The composition of the captives industry also looks a little different in Europe compared to the US, although single parent captives remain the backbone of the industry on both sides of the Atlantic, he stresses.

Outside of this, Europe has seen more growth in cell captives than the US, while the US has more group captives, notes Barrett. This is partly because groups are much harder to do in Europe, because of Solvency II and the increased regulatory burden and capitalisation requirements it introduces.

“The group captive concept doesn’t seem to be perfectly transferable to Europe, though the Isle of Man or Guernsey could develop the idea given the more flexible regulatory environments in both jurisdictions relative to Solvency II-based locations,” he says.

Barrett sees cells as a cost-effective alternative to a single parent captive that offers access to the reinsurance market, while reducing the demands on management time. Cells do not require a parent company to form a board for the captive, which can be quite onerous, and are very flexible and increasingly tried and tested, says Barrett.

“There has been no major legal challenge to a cell structure as yet but there are so many cells in existence now it is clear they are a robust structure,” he adds.

The power of EEA captives

Perhaps the biggest decision a company has to make regarding a new captive in Europe is whether to domicile it within the European Economic Area (EEA) and, by extension, within the scope of Solvency II regulations. Some consider Solvency II somewhat draconian in its application to captives, specifically with regards to capital reserves. There are certainly benefits too, however.
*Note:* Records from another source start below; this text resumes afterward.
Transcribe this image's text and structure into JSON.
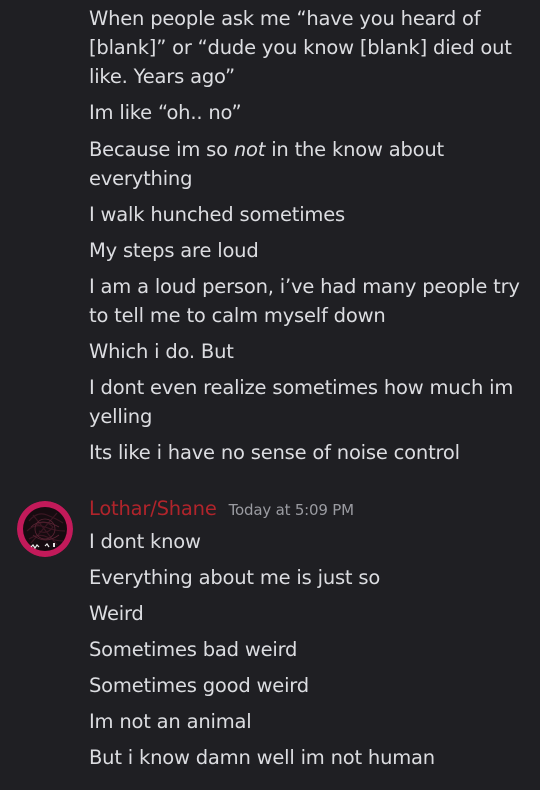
{
  "prev_messages": [
    "When people ask me “have you heard of [blank]” or “dude you know [blank] died out like. Years ago”",
    "Im like “oh.. no”",
    "Because im so ",
    "not",
    " in the know about everything",
    "I walk hunched sometimes",
    "My steps are loud",
    "I am a loud person, i’ve had many people try to tell me to calm myself down",
    "Which i do. But",
    "I dont even realize sometimes how much im yelling",
    "Its like i have no sense of noise control"
  ],
  "post": {
    "username": "Lothar/Shane",
    "timestamp": "Today at 5:09 PM",
    "avatar": "avatar-image",
    "messages": [
      "I dont know",
      "Everything about me is just so",
      "Weird",
      "Sometimes bad weird",
      "Sometimes good weird",
      "Im not an animal",
      "But i know damn well im not human"
    ]
  },
  "colors": {
    "background": "#1f1f23",
    "text": "#dcdde1",
    "username": "#b0242b",
    "timestamp": "#9a9ba1"
  }
}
“An EEA captive is a unique thing,” says Barrett. “In US terms it would be the equivalent of a captive that was, for example, licensed in all 50 states. That is a powerful risk management tool.”

The decision about whether to set up within the EEA depends on how many countries the captive wants to write business in, he explains: if it is a lot of countries, it probably needs a fronting partner. Another consideration is how many captives a company wants to have.
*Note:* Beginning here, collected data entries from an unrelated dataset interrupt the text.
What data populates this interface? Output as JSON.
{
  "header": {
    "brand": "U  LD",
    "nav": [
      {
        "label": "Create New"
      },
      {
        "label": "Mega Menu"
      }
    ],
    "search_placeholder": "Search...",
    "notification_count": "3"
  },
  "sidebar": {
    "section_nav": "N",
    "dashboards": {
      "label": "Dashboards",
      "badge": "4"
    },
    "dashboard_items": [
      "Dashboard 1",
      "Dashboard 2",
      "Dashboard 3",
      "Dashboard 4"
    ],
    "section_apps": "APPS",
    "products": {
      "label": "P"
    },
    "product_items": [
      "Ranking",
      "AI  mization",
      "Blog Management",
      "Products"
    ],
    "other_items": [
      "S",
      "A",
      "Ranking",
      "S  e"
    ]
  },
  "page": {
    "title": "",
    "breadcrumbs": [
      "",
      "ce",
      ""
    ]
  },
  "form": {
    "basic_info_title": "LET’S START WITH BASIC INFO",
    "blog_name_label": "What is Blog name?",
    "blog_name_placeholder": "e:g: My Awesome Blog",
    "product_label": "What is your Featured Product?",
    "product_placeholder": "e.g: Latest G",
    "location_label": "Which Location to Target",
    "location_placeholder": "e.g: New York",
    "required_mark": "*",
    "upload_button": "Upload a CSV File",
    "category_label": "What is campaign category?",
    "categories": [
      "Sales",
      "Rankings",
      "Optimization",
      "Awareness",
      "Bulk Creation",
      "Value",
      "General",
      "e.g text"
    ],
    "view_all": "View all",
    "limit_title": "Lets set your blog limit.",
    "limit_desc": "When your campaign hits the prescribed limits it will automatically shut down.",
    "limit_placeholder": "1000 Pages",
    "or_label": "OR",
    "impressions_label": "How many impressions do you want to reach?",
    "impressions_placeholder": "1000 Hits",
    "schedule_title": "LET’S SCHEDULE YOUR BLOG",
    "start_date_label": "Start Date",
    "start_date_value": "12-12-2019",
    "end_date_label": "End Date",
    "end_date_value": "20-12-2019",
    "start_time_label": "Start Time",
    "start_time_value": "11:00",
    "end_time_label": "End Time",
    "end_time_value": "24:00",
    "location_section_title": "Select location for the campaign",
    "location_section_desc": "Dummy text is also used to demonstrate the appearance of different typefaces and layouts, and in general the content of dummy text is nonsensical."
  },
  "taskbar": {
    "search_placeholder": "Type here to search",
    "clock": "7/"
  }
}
“You look at all these factors and sketch out what you need, what you would like and what would be nice to have, and then you find the domicile that offers an attractive fit,” says Barrett.
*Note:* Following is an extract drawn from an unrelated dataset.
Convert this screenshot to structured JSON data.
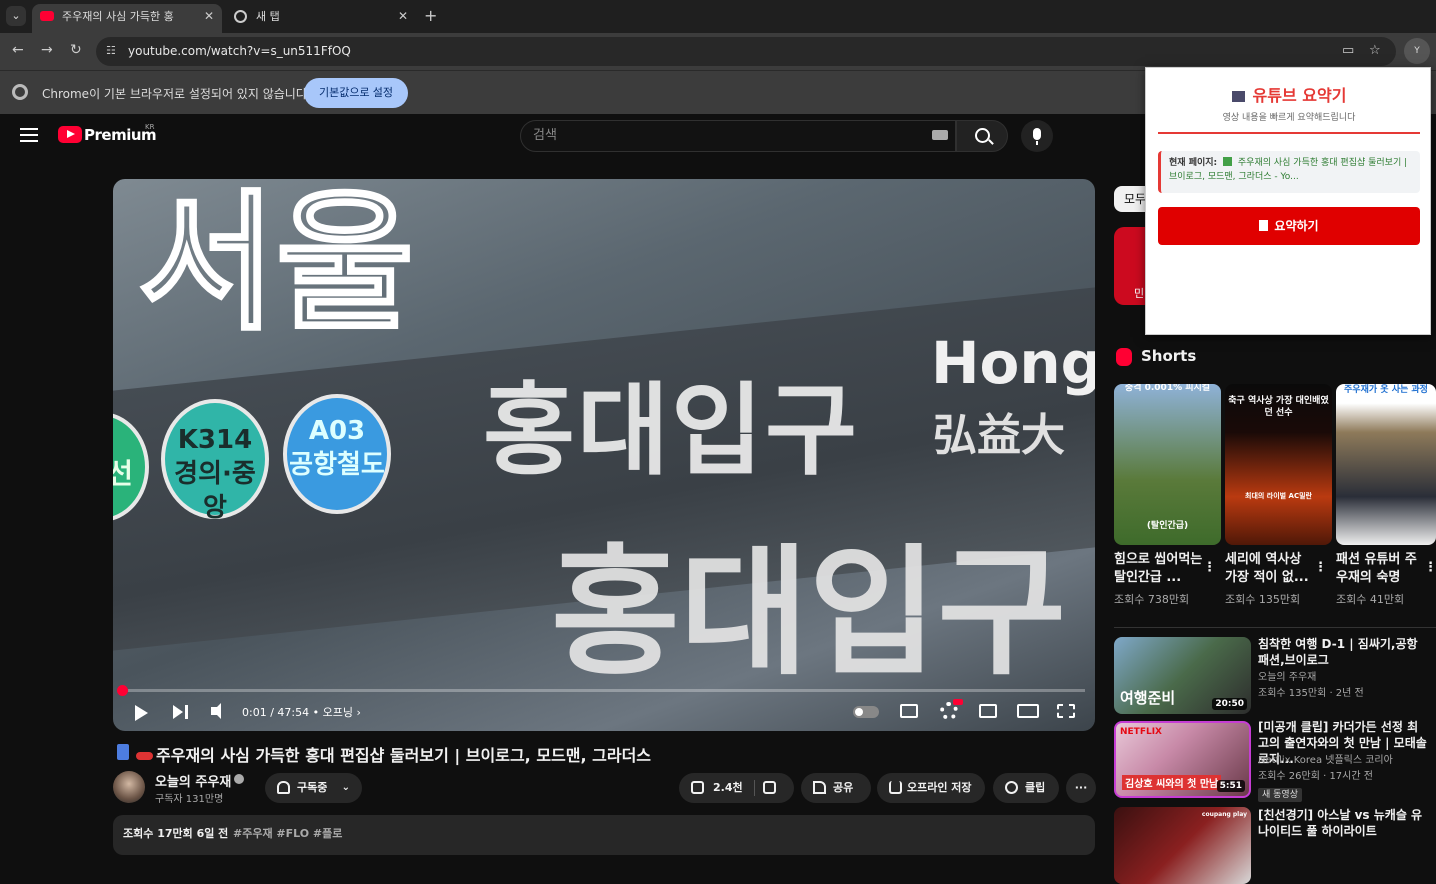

“A domicile analysis is typically included as a standard component of a captive feasibility study, which is an important step in determining an appropriate location for the captive.”

There has been some pressure coming from within the captives industry to have elements of Solvency II relaxed for captives, on the basis that they usually do not sell insurance to third parties and therefore do not constitute a systemic risk. Barrett has little sympathy for this argument, however, dismissing them as just another example of lobbying groups doing what they are paid to do.

“I don’t think there is any huge appetite in the industry to relax provisions for captives, or much expectation that there would be,” he says.

“Some provisions have been looked at for relevance, but ultimately an important thing is for captives to be acknowledged as real insurance companies, and a two-tier approach to regulation exposes captives to challenges to their status as real insurance companies.”

Barrett stresses that the Solvency II regime is a risk-based capital model that is very well established and understood.

“It is close to the International Association of Insurance Supervisors’ idea for a global regulatory regime, and the National Association of Insurance Commissioners in the US has adopted some of its provisions,” he notes. “Solvency II wanted to set a standard and it has done that.”